The stewardess came by. It was too short a flight for a meal, but Ryan ordered a couple of beers.
"Sir, I'm not supposed to drink on duty."
"You just got a dispensation," Ryan told him. "I don't like drinking alone, and I always drink when I fly."
"They told me you don't like it up here," Harris observed.
"I got over that," Jack replied, almost truthfully.

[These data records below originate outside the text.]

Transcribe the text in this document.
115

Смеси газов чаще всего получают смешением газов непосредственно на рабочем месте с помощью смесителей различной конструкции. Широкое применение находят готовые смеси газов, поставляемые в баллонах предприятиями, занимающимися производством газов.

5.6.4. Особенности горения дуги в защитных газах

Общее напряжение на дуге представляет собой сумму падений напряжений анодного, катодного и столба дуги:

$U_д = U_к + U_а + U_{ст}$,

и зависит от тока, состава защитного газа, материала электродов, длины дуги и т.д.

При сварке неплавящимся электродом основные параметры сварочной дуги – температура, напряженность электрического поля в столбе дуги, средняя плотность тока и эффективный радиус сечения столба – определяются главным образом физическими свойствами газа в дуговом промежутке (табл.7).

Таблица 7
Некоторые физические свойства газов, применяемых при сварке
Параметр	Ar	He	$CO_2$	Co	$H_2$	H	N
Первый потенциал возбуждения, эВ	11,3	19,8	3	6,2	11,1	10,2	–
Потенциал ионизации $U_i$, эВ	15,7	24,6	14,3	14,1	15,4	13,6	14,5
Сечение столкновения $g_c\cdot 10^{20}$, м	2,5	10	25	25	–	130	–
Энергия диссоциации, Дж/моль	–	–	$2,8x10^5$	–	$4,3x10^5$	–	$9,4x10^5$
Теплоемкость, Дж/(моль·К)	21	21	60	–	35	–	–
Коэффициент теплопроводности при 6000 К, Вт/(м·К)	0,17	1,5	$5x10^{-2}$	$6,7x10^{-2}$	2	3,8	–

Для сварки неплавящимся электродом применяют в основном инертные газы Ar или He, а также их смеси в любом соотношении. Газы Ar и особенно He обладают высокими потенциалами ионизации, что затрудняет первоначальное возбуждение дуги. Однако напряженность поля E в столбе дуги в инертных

"So what is going on?" Escobedo asked.
"Several things," Cortez answered slowly, carefully, speculatively, to show el jefe that he was still somewhat in the dark, but working hard to use his impressive analytical talents to find the correct answer. "I believe the Americans have two or perhaps three teams of mercenaries in the mountains. They are, as you know, attacking some of the processing sites. The objective here would appear to be psychological. Already the local peasants have shown reluctance to assist us. It is not hard to frighten such people. Do it enough and we have problems producing our product."
"Mercenaries?"
"A technical term, jefe. A mercenary, as you know, is anyone who performs services for money, but the term most often denotes paramilitary services. Exactly who are they? We know that they speak Spanish. They could be Colombian citizens, disaffected Argentines – you know that the norteamericanos used people from the Argentine Army to train the contras, correct? Dangerous ones from the time of the Junta. Perhaps with all the turmoil in their home country, they have decided to enter American employ on a semipermanent basis. That is only one of many possibilities. You must understand, jefe, that operations such as this must be plausibly deniable. Wherever they come from, they may not even know that they are working for the Americans."
"Whoever they may be, what do you propose to do about them?"
"We will hunt them down and kill them, of course," Cortez said matter-of-factly. "We need about two hundred armed men, but certainly we can assemble such a force. I have people scouting the area already. I need your permission to gather the necessary forces together to sweep the hills properly."
"You'll get it. And what of the Untiveros bombing?"
"Someone loaded four hundred kilos of a very high-grade explosive into the back of his truck. Very cleverly done, jefe. In any other vehicle it would have been impossible, but that truck…"
"Sí! The tires each weighed more than that. Who did it?"
"Not the Americans, nor any of their hirelings," Cortez replied positively.
"But–"
"Jefe, think for a moment," Félix suggested. "Who could possibly have had access to the truck?"
Escobedo chewed on that one for a while. They were in the back of his stretch Mercedes. It was an old 600, lovingly maintained and in new-car condition. Mercedes-Benz is the type of car favored by people who need to worry about violent enemies. Already heavy, and with a powerful engine, it easily carried over a thousand pounds of Kevlar armor embedded in vital areas, and thick polycarbonate windows that would stop a .30-caliber machine-gun round. Its tires were filled with foam, not air, so that a puncture wouldn't flatten them – at least not very quickly. The fuel tank was filled with a honeycombed metal lattice that could not prevent a fire, but would prevent a more dangerous explosion. Fifty meters ahead and behind were BMW M3s, fast, powerful cars filled with armed men, much in the way that chiefs of state had lead- and chase-cars for security purposes.